That is the reason I tell "I'm reaching X as last address, which belongs to company Y, and after that I do not know what happens" if I'm troubleshooting a reachability issue. You can tell in which area a Black Hole might be from monitoring the surrounding, but never where it really is ;-).
Yes, the mtr command is fine but it's the code that isn't. The code doesn't give me anything that I need based on the requirements I posted above.

That is what I am looking for in terms of a solution to this problem.
@Qlemo; Correct, things change and are in potentially constant flux. Again however, I am not trying to map everything, I simply want to know which hop was down. I don't care if when it's up, it changes path, that is not important to me. I only want to log which hop went missing, how long, when it came back.

Just as the requirements are above :)
And again, to know that, you need to compare the failure with a success, to get the difference. Without, you only know there is something missing, but not which hop.
@Olemo, we are not communicating well and both saying the same things :).

I already said yes, I understand that I won't know what the next hop is but I don't care. That isn't what is important to me. I simply want to know to which hop I CAN reach and that will already tell me which one I cannot reach. Even if the next hop changes, in my application, I don't care, I just need to know which last hop could be reached.
Ah, that's different and feasible. Now, since we've made that clear, the *nix shell experts can take over again. My *nix times are long gone ...
@Qlemo

I don't understand why that was not clear before however. I kept saying I know I cannot record the missing hop and that I don't care to.
How about the following instead.

How can I run mtr, continuously, in report mode, in a bash script, ending it's process properly so that it ends while correctly spitting out it's report.

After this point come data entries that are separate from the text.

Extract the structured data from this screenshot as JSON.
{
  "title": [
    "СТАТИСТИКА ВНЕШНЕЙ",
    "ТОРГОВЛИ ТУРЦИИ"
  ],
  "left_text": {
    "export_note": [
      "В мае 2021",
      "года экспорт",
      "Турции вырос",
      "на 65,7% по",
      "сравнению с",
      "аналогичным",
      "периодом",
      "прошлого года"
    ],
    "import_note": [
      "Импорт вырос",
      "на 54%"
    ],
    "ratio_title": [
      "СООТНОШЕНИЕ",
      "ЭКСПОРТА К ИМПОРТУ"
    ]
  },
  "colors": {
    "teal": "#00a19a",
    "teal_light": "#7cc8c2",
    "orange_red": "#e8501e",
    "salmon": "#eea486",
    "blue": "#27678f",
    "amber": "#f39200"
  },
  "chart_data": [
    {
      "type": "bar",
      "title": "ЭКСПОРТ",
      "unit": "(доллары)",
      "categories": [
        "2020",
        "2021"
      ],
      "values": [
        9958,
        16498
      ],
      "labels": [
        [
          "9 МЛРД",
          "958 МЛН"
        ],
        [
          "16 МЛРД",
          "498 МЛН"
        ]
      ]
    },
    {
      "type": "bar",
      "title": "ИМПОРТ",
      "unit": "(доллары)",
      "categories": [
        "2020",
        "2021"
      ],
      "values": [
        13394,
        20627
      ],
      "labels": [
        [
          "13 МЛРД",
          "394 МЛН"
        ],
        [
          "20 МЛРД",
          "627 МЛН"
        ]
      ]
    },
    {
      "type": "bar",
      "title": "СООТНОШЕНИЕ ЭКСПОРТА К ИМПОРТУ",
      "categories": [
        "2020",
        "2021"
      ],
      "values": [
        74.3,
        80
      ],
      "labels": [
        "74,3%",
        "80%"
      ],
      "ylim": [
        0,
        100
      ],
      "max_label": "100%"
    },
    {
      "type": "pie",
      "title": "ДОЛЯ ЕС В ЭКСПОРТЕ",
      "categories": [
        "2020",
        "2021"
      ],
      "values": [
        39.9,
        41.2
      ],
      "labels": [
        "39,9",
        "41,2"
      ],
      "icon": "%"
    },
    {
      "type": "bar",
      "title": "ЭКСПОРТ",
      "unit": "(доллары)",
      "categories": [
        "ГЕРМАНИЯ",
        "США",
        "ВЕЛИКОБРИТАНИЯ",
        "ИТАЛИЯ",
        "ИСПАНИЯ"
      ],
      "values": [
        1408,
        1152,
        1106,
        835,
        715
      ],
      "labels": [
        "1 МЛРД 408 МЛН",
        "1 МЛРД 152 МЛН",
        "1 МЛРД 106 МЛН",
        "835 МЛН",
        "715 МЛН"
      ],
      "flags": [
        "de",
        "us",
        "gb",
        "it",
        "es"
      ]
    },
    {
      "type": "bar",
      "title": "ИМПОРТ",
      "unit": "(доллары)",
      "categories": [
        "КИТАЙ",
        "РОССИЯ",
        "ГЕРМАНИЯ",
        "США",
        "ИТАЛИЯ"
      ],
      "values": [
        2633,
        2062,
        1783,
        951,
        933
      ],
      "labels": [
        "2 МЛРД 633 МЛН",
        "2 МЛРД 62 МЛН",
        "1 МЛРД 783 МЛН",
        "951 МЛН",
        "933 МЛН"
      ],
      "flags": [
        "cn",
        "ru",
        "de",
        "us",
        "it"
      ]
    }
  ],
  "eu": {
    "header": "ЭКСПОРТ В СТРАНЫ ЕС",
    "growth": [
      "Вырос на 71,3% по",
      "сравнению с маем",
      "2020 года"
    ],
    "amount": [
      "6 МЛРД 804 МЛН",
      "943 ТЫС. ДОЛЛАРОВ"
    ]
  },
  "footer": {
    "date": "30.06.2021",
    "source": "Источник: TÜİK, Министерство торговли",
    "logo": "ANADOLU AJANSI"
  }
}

That's really all I am trying to accomplish and have been for weeks. I have tried and tried to figure this out. I have hired help which cannot seem to get this done and I have asked here repeatedly in many different ways.

There must be at least one expert on this site that understands what I am trying to do here. It is not that complex but not once has someone either told me it can be done or this cannot be done.
I've asked this question in many ways so far and each time, they turn into very long threads.
I try to close them if/when there are actual answers which might help someone else.

That said, each time I have, I've come away with a little more information or knowledge or simply, the ability to ask again, this time with better details or description.

I don't want to leave all kinds of garbage questions on the site so figure with the information garnered from one question, I can ask a better question the next time.